Die Region Gantrisch gilt als Übergangszone, die im zweiten Band von «Bauernhäuser des Kantons Bern» behandelt wird: «Man findet hier schwach geneigte Giebeldächer aus dem Oberland sowie Häuser mit steilem Dach, wie sie im Mittelland üblich sind», erzählt Heinrich Christoph Affolter und ergänzt: «Oft sind sie keine hundert Meter voneinander entfernt.»
Die Ründi
Im östlichen Teil dieser Übergangszone findet man auch den Rundbogen des Dachs, die sogenannte Ründi. Affolter vermutet, dass dieser Stil eine Art Modeerscheinung war; mehrere solcher typischen Ründi-Bauten stehen in Pohlern. Vielfach waren es Gaststätten, die damit begannen, und wer etwas auf sich hielt und es sich leisten konnte, liess sich ebenfalls eine Ründi bauen. So gesehen waren Ründi-Häuser also etwas Repräsentatives; eine Erscheinung, die ab der zweiten Hälfte des 18. Jahrhunderts Einzug hielt.
Von arm bis reich
Es liegt in der Natur der Baukultur, dass sich die Gebäude immer auch nach den finanziellen Möglichkeiten der Bauherren richteten. Galt das Ründi-Haus als repräsentativ, so war das kleine Tätschdachhaus das Heim für arme Leute. «Als ich 1982 mit meinen Forschungen begann, standen noch weit mehr solcher Tätschdachhäuser im Gebiet», erinnert sich der Historiker. Es war sicherlich das am weitesten verbreitete Haus im Schwarzenburgerland; daher ist es aber auch ein wenig von seinem Armen-Stempel zu befreien und müsste eher als Hausform gelten, die sich in dieser Gegend bewährt hat. Sie ist somit ein wichtiger Teil dieser Schatzkiste an im Naturpark vorhandener Baukultur, denn «diese eingeschossige Bauweise findet man schweizweit nur noch im Zürcher Oberland», resümiert Affolter.
Holz dominiert
Wo es viel Wald gibt, dominiert Holz als Baustoff. Die meisten Gebäude der Gegend bestanden aus Rottannen-Holz. Auch die Dächer waren bis Anfangs des 20. Jahrhunderts mit Holzschindeln gedeckt, ehe kleine Ziegeleien entstanden und der Brandschutz mit Ziegeln verbessert werden konnte. Stein als Baumaterial ist vor allen Dingen rund um das Fundament wichtig, dort, wo die Nässe das Holz angreifen kann. In vielen Gebieten kommt Sandstein vor, ein Material, das sich gut im Bau einsetzen liess, was man ebenfalls vielerorts im Gebiet entdecken kann.

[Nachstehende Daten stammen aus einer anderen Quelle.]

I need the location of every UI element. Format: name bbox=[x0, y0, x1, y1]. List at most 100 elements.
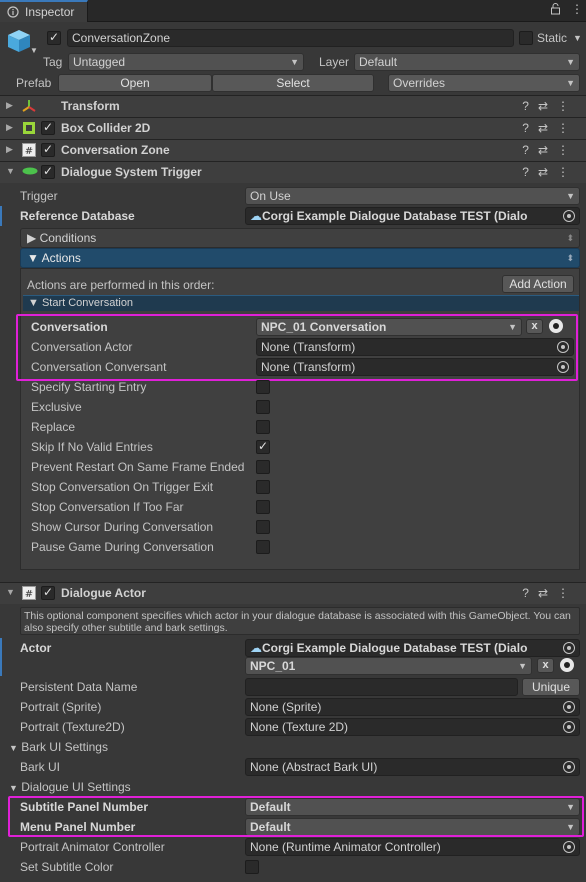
object-picker-icon[interactable] bbox=[563, 721, 575, 733]
stop-on-trigger-exit-checkbox[interactable] bbox=[256, 480, 270, 494]
replace-checkbox[interactable] bbox=[256, 420, 270, 434]
set-subtitle-color-checkbox[interactable] bbox=[245, 860, 259, 874]
dialogue-ui-settings-foldout[interactable]: ▼ Dialogue UI Settings bbox=[9, 780, 131, 794]
inspector-tab[interactable]: Inspector bbox=[0, 0, 88, 22]
menu-panel-number-label: Menu Panel Number bbox=[20, 820, 136, 834]
conversation-label: Conversation bbox=[31, 320, 108, 334]
gameobject-active-checkbox[interactable] bbox=[47, 30, 61, 45]
portrait-animator-controller-field[interactable]: None (Runtime Animator Controller) bbox=[245, 838, 580, 856]
conversation-actor-field[interactable]: None (Transform) bbox=[256, 338, 574, 356]
conversation-picker-icon[interactable] bbox=[549, 319, 563, 333]
gameobject-name-input[interactable]: ConversationZone bbox=[67, 29, 514, 47]
conversation-value: NPC_01 Conversation bbox=[261, 320, 387, 334]
portrait-texture-field[interactable]: None (Texture 2D) bbox=[245, 718, 580, 736]
component-header-transform[interactable]: ▶ Transform ?⇄⋮ bbox=[0, 95, 586, 117]
menu-panel-number-dropdown[interactable]: Default ▼ bbox=[245, 818, 580, 836]
more-options-icon[interactable]: ⋮ bbox=[571, 2, 583, 16]
reference-database-field[interactable]: ☁Corgi Example Dialogue Database TEST (D… bbox=[245, 207, 580, 225]
clear-actor-button[interactable]: x bbox=[537, 658, 554, 673]
chevron-down-icon: ▼ bbox=[566, 78, 575, 88]
component-header-buttons[interactable]: ?⇄⋮ bbox=[522, 143, 578, 157]
layer-dropdown[interactable]: Default ▼ bbox=[354, 53, 580, 71]
object-picker-icon[interactable] bbox=[563, 642, 575, 654]
menu-panel-number-value: Default bbox=[250, 820, 291, 834]
object-picker-icon[interactable] bbox=[563, 841, 575, 853]
conversation-conversant-value: None (Transform) bbox=[261, 360, 356, 374]
conditions-foldout[interactable]: ▶ Conditions ⬍ bbox=[20, 228, 580, 248]
skip-if-no-valid-entries-checkbox[interactable] bbox=[256, 439, 270, 454]
component-header-dialogue-actor[interactable]: ▼ # Dialogue Actor ?⇄⋮ bbox=[0, 582, 586, 604]
window-tab-bar: Inspector ⋮ bbox=[0, 0, 586, 22]
object-picker-icon[interactable] bbox=[563, 761, 575, 773]
exclusive-checkbox[interactable] bbox=[256, 400, 270, 414]
static-checkbox[interactable] bbox=[519, 31, 533, 45]
trigger-label: Trigger bbox=[20, 189, 58, 203]
portrait-animator-controller-value: None (Runtime Animator Controller) bbox=[250, 840, 441, 854]
fold-down-icon[interactable]: ▼ bbox=[6, 166, 15, 176]
bark-ui-field[interactable]: None (Abstract Bark UI) bbox=[245, 758, 580, 776]
show-cursor-checkbox[interactable] bbox=[256, 520, 270, 534]
tag-dropdown[interactable]: Untagged ▼ bbox=[68, 53, 304, 71]
component-header-dialogue-system-trigger[interactable]: ▼ Dialogue System Trigger ?⇄⋮ bbox=[0, 161, 586, 183]
component-enabled-checkbox[interactable] bbox=[41, 164, 55, 179]
actor-dropdown[interactable]: NPC_01 ▼ bbox=[245, 657, 532, 675]
component-enabled-checkbox[interactable] bbox=[41, 142, 55, 157]
object-picker-icon[interactable] bbox=[563, 701, 575, 713]
component-header-buttons[interactable]: ?⇄⋮ bbox=[522, 586, 578, 600]
fold-right-icon[interactable]: ▶ bbox=[6, 122, 13, 133]
component-header-buttons[interactable]: ?⇄⋮ bbox=[522, 121, 578, 135]
actor-picker-icon[interactable] bbox=[560, 658, 574, 672]
component-header-box-collider-2d[interactable]: ▶ Box Collider 2D ?⇄⋮ bbox=[0, 117, 586, 139]
prefab-label: Prefab bbox=[16, 76, 52, 90]
add-action-button[interactable]: Add Action bbox=[502, 275, 574, 293]
component-header-conversation-zone[interactable]: ▶ # Conversation Zone ?⇄⋮ bbox=[0, 139, 586, 161]
prefab-open-button[interactable]: Open bbox=[58, 74, 212, 92]
portrait-sprite-value: None (Sprite) bbox=[250, 700, 322, 714]
box-collider-icon bbox=[22, 121, 36, 135]
fold-down-icon[interactable]: ▼ bbox=[6, 587, 15, 597]
component-name: Dialogue Actor bbox=[61, 586, 146, 600]
specify-starting-entry-checkbox[interactable] bbox=[256, 380, 270, 394]
conditions-label: Conditions bbox=[39, 231, 97, 245]
persistent-data-name-input[interactable] bbox=[245, 678, 518, 696]
actor-value: NPC_01 bbox=[250, 659, 296, 673]
object-picker-icon[interactable] bbox=[557, 341, 569, 353]
stop-if-too-far-checkbox[interactable] bbox=[256, 500, 270, 514]
info-icon bbox=[7, 6, 19, 21]
unique-button[interactable]: Unique bbox=[522, 678, 580, 696]
component-header-buttons[interactable]: ?⇄⋮ bbox=[522, 99, 578, 113]
lock-icon[interactable] bbox=[550, 3, 561, 18]
trigger-value: On Use bbox=[250, 189, 291, 203]
component-enabled-checkbox[interactable] bbox=[41, 585, 55, 600]
subtitle-panel-number-dropdown[interactable]: Default ▼ bbox=[245, 798, 580, 816]
tag-label: Tag bbox=[43, 55, 63, 69]
object-picker-icon[interactable] bbox=[563, 210, 575, 222]
clear-conversation-button[interactable]: x bbox=[526, 319, 543, 334]
icon-dropdown-chevron-icon[interactable]: ▼ bbox=[30, 46, 38, 55]
start-conversation-bar[interactable]: ▼ Start Conversation bbox=[23, 295, 579, 311]
portrait-texture-value: None (Texture 2D) bbox=[250, 720, 349, 734]
fold-right-icon[interactable]: ▶ bbox=[6, 100, 13, 111]
prevent-restart-checkbox[interactable] bbox=[256, 460, 270, 474]
conversation-dropdown[interactable]: NPC_01 Conversation ▼ bbox=[256, 318, 522, 336]
static-dropdown-chevron-icon[interactable]: ▼ bbox=[573, 33, 582, 43]
option-label: Show Cursor During Conversation bbox=[31, 520, 214, 534]
actor-database-field[interactable]: ☁Corgi Example Dialogue Database TEST (D… bbox=[245, 639, 580, 657]
trigger-dropdown[interactable]: On Use ▼ bbox=[245, 187, 580, 205]
fold-down-icon: ▼ bbox=[27, 251, 39, 265]
bark-ui-settings-foldout[interactable]: ▼ Bark UI Settings bbox=[9, 740, 108, 754]
tag-value: Untagged bbox=[73, 55, 126, 69]
object-picker-icon[interactable] bbox=[557, 361, 569, 373]
reorder-icon: ⬍ bbox=[566, 233, 574, 243]
fold-right-icon[interactable]: ▶ bbox=[6, 144, 13, 155]
prefab-select-button[interactable]: Select bbox=[212, 74, 374, 92]
actor-database-value: Corgi Example Dialogue Database TEST (Di… bbox=[262, 641, 528, 655]
component-enabled-checkbox[interactable] bbox=[41, 120, 55, 135]
portrait-sprite-field[interactable]: None (Sprite) bbox=[245, 698, 580, 716]
pause-game-checkbox[interactable] bbox=[256, 540, 270, 554]
actions-foldout[interactable]: ▼ Actions ⬍ bbox=[20, 248, 580, 268]
component-header-buttons[interactable]: ?⇄⋮ bbox=[522, 165, 578, 179]
portrait-texture-label: Portrait (Texture2D) bbox=[20, 720, 125, 734]
conversation-conversant-field[interactable]: None (Transform) bbox=[256, 358, 574, 376]
prefab-overrides-dropdown[interactable]: Overrides ▼ bbox=[388, 74, 580, 92]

Die ökonomische Gesellschaft pries im 18. Jahrhundert den Fachwerkbau als Methode an, um Holz einzusparen. Auch dieser Baustil gehört zum Naturpark Gantrisch. Nimmt man Guggisberg als Beispiel, findet man solche Riegbauten als Stöckli neben Ründi-Haus und Tätschdachhaus.
Stöckli und Speicher
Oft standen die Stöckli im Riegbau. Sie sind zusammen mit den Speichern auch Teil dieser reichhaltigen Baukultur. «Stöckli gab es in dieser Gegend weniger, Speicher dagegen kamen häufig vor», beschreibt Affolter eine Tendenz, da die Bauern der Gegend gerne alles unter einem Dach vereint hatten. Doch wer es sich leisten konnte, besass all diese Gebäude. Stöckli sind «Kinder» der Agrarintensivierung und dienten als multifunktionale Gebäude (Ofenhaus, Wohnung, Speicher).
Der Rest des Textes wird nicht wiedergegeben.